To Mr. Castro and many other Cubans, such behavior was an affront to national dignity and sovereignty. In 1963, a French reporter quoted President John F. Kennedy as having said, in an interview, “Now, we shall have to pay for those sins.”

The bitter memories of those years led Mr. Castro to expel American businesses and close down the tourism industry. Yet this sort of unsavory collusion between business and government has been routine in Mr. Trump’s overseas operations, as The Times has reported. Mr. Trump even sent consultants to Cuba in 1998 to investigate a hotel deal, although that violated American economic sanctions.

Will Mr. Trump carry his style of doing business into the White House?

Mr. Castro’s death prompted Mr. Trump to reiterate a campaign promise he made: Unless Cuba is willing to negotiate better terms with Washington, he will reverse President Obama’s policy of engagement. “If Cuba is unwilling to make a better deal for the Cuban people, the Cuban/American people and the U.S. as a whole, I will terminate deal,” he tweeted on Monday.

The United States-Cuba relationship Mr. Trump will inherit from President Obama is actually not a result of just one deal but a complex fabric of many “deals” — more than a dozen bilateral agreements and a variety of commercial relationships in telecommunications, hospitality, transportation and health care.

What sort of results can Mr. Trump expect in a new deal? For two years, diplomatic negotiations between Washington and Havana have advanced at blazing speed, with a dozen new agreements signed, from environmental protection to law enforcement cooperation against drug traffickers. Cuba is not averse to further talks.

But sovereignty is something else. Raúl Castro, like his brother, has always ruled out negotiating Cuba’s domestic political and economic arrangements. During President Obama’s policy of normalization, Cuba has shown some modest progress on religious freedom, economic liberalization and even freedom of expression. But those were not results of direct negotiations or demands from Washington. They are byproducts of reduced tensions between the United States and Cuba, attributable to engagement itself.

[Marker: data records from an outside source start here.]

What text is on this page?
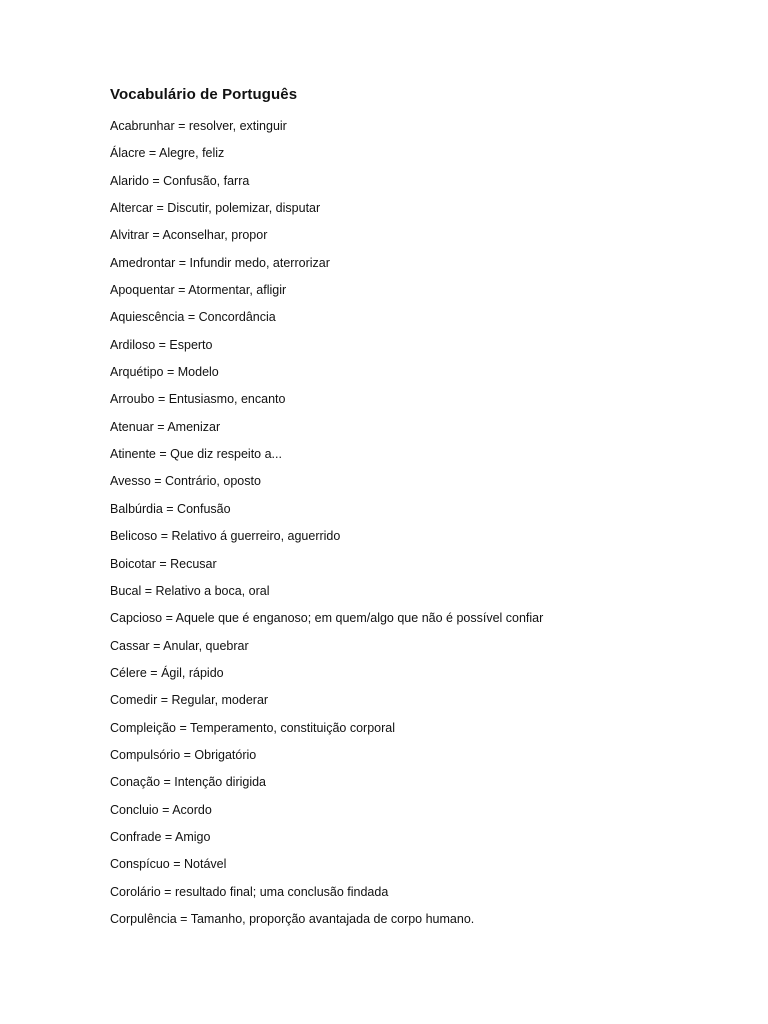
Vocabulário de Português
Acabrunhar = resolver, extinguir
Álacre = Alegre, feliz
Alarido = Confusão, farra
Altercar = Discutir, polemizar, disputar
Alvitrar = Aconselhar, propor
Amedrontar = Infundir medo, aterrorizar
Apoquentar = Atormentar, afligir
Aquiescência = Concordância
Ardiloso = Esperto
Arquétipo = Modelo
Arroubo = Entusiasmo, encanto
Atenuar = Amenizar
Atinente = Que diz respeito a...
Avesso = Contrário, oposto
Balbúrdia = Confusão
Belicoso = Relativo á guerreiro, aguerrido
Boicotar = Recusar
Bucal = Relativo a boca, oral
Capcioso = Aquele que é enganoso; em quem/algo que não é possível confiar
Cassar = Anular, quebrar
Célere = Ágil, rápido
Comedir = Regular, moderar
Compleição = Temperamento, constituição corporal
Compulsório = Obrigatório
Conação = Intenção dirigida
Concluio = Acordo
Confrade = Amigo
Conspícuo = Notável
Corolário = resultado final; uma conclusão findada
Corpulência = Tamanho, proporção avantajada de corpo humano.
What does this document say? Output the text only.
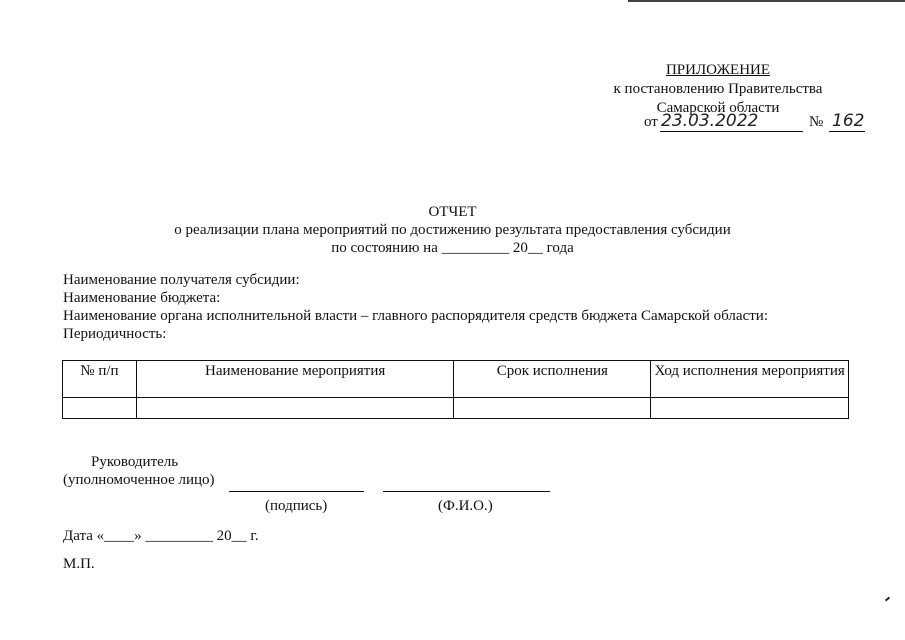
ПРИЛОЖЕНИЕ
к постановлению Правительства
Самарской области
от 23.03.2022	№ 162
ОТЧЕТ
о реализации плана мероприятий по достижению результата предоставления субсидии
по состоянию на _________ 20__ года
Наименование получателя субсидии:
Наименование бюджета:
Наименование органа исполнительной власти – главного распорядителя средств бюджета Самарской области:
Периодичность:
№ п/п	Наименование мероприятия	Срок исполнения	Ход исполнения мероприятия

Руководитель
(уполномоченное лицо)
(подпись)	(Ф.И.О.)
Дата «____» _________ 20__ г.
М.П.
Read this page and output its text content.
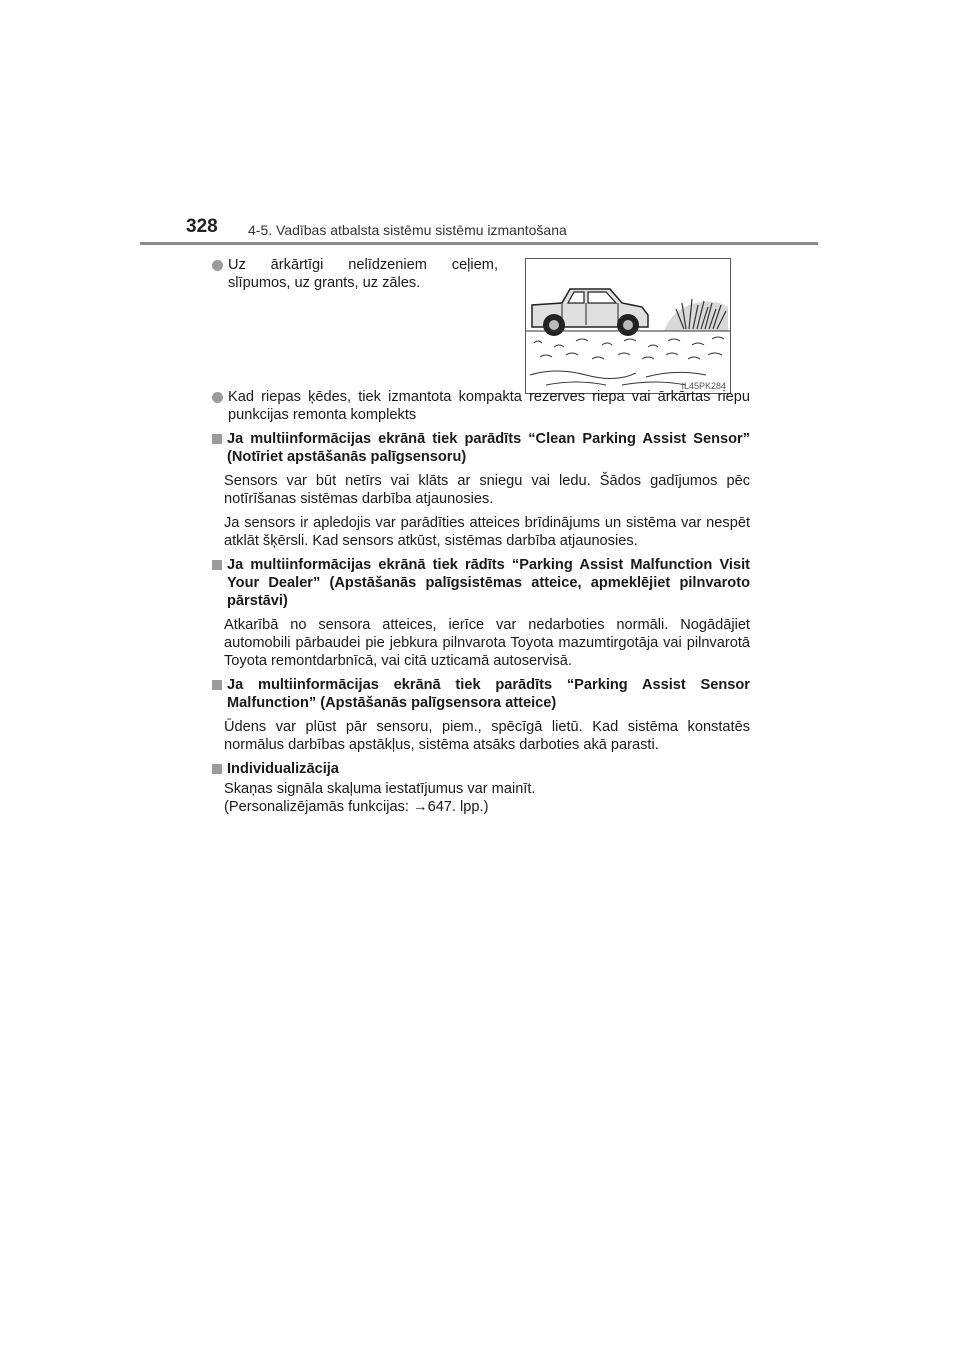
328 4-5. Vadības atbalsta sistēmu sistēmu izmantošana
IL45PK284
Uz ārkārtīgi nelīdzeniem ceļiem, slīpumos, uz grants, uz zāles.
Kad riepas ķēdes, tiek izmantota kompakta rezerves riepa vai ārkārtas riepu punkcijas remonta komplekts
Ja multiinformācijas ekrānā tiek parādīts “Clean Parking Assist Sensor” (Notīriet apstāšanās palīgsensoru)
Sensors var būt netīrs vai klāts ar sniegu vai ledu. Šādos gadījumos pēc notīrīšanas sistēmas darbība atjaunosies.
Ja sensors ir apledojis var parādīties atteices brīdinājums un sistēma var nespēt atklāt šķērsli. Kad sensors atkūst, sistēmas darbība atjaunosies.
Ja multiinformācijas ekrānā tiek rādīts “Parking Assist Malfunction Visit Your Dealer” (Apstāšanās palīgsistēmas atteice, apmeklējiet pilnvaroto pārstāvi)
Atkarībā no sensora atteices, ierīce var nedarboties normāli. Nogādājiet automobili pārbaudei pie jebkura pilnvarota Toyota mazumtirgotāja vai pilnvarotā Toyota remontdarbnīcā, vai citā uzticamā autoservisā.
Ja multiinformācijas ekrānā tiek parādīts “Parking Assist Sensor Malfunction” (Apstāšanās palīgsensora atteice)
Ūdens var plūst pār sensoru, piem., spēcīgā lietū. Kad sistēma konstatēs normālus darbības apstākļus, sistēma atsāks darboties akā parasti.
Individualizācija
Skaņas signāla skaļuma iestatījumus var mainīt.
(Personalizējamās funkcijas: →647. lpp.)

In other words, if President Trump’s negotiators pound the table demanding political concessions from Cuba, it won’t get them far.

Mr. Trump has enough negotiating experience to realize that both sides must agree to a deal. If he really wants one with Cuba, there are actually several deals to be had — on claims compensation, terms for trade and investment, and a plethora of issues of mutual interest.

What he surely won’t get is the kind of sweetheart deals he’s gotten elsewhere for the Trump Organization, much as he might still dream of opening a Trump Tower Havana. Cubans have no interest in returning to that sort of crony capitalism. But as president, he could close deals that would serve the interests of both the American and Cuban people. A return to hostility, name-calling and bluster as a policy would serve the interests of neither and would be a huge, conspicuous failure of the art of the deal.